Option 1 should probably be sufficient tho.

[Des-Webster]

The problem we have is that we want to use refresh tokens, but we don't want the sdk to automatically refresh them. We are working on a microservices platform where: -

• Backend services are written in .Net
• React frontend & GraphQL to retrieve data from the services
• Api Gateway which blocks calls without access token

All of the above components need access to the tokens, so it doesn't make sense for us to store these in the .Net authentication cookie of our 'Auth' service. As we can't currently control this, we hit header size errors as we pass our tokens and the .Net authentication cookie.

We built our own mechanism to refresh the token, as the user only uses the Auth service for login and profile management.

[frederikprijck]

Thanks for sharing that. That does make sense.
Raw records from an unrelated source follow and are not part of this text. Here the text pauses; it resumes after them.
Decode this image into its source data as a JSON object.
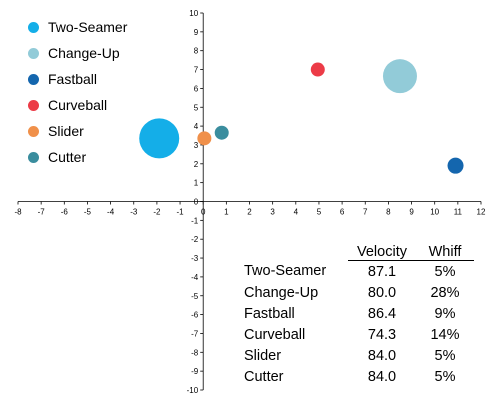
{
  "chart_data": {
    "type": "scatter",
    "title": "",
    "xlabel": "",
    "ylabel": "",
    "xlim": [
      -8,
      12
    ],
    "ylim": [
      -10,
      10
    ],
    "x_ticks": [
      "-8",
      "-7",
      "-6",
      "-5",
      "-4",
      "-3",
      "-2",
      "-1",
      "0",
      "1",
      "2",
      "3",
      "4",
      "5",
      "6",
      "7",
      "8",
      "9",
      "10",
      "11",
      "12"
    ],
    "y_ticks": [
      "-10",
      "-9",
      "-8",
      "-7",
      "-6",
      "-5",
      "-4",
      "-3",
      "-2",
      "-1",
      "0",
      "1",
      "2",
      "3",
      "4",
      "5",
      "6",
      "7",
      "8",
      "9",
      "10"
    ],
    "grid": false,
    "legend_position": "top-left",
    "series": [
      {
        "name": "Two-Seamer",
        "color": "#14aee8",
        "x": -1.9,
        "y": 3.35,
        "whiff_size": 5
      },
      {
        "name": "Change-Up",
        "color": "#92cbd8",
        "x": 8.5,
        "y": 6.65,
        "whiff_size": 28
      },
      {
        "name": "Fastball",
        "color": "#1466ae",
        "x": 10.9,
        "y": 1.9,
        "whiff_size": 9
      },
      {
        "name": "Curveball",
        "color": "#ec3b47",
        "x": 4.95,
        "y": 7.0,
        "whiff_size": 14
      },
      {
        "name": "Slider",
        "color": "#f0904a",
        "x": 0.05,
        "y": 3.35,
        "whiff_size": 5
      },
      {
        "name": "Cutter",
        "color": "#3a8d9e",
        "x": 0.8,
        "y": 3.65,
        "whiff_size": 5
      }
    ],
    "bubble_radii": [
      20,
      17,
      8,
      7,
      7,
      7
    ],
    "table": {
      "headers": [
        "",
        "Velocity",
        "Whiff"
      ],
      "rows": [
        [
          "Two-Seamer",
          "87.1",
          "5%"
        ],
        [
          "Change-Up",
          "80.0",
          "28%"
        ],
        [
          "Fastball",
          "86.4",
          "9%"
        ],
        [
          "Curveball",
          "74.3",
          "14%"
        ],
        [
          "Slider",
          "84.0",
          "5%"
        ],
        [
          "Cutter",
          "84.0",
          "5%"
        ]
      ]
    }
  }
}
I wonder, that in this scenario, would it work for you to add the following after adding our SDK?

services.Configure<OpenIdConnectOptions>(Auth0Constants.AuthenticationScheme, options => {
      options.SaveTokens = false;
});

If the above works, that would be an easy workaround.

[Des-Webster]

I will give it a test today and get back to you.

[Des-Webster]

I can confirm that the above workaround solves our problem. We will use this, as it means we can stop using our custom version of the sdk. Thanks for the help.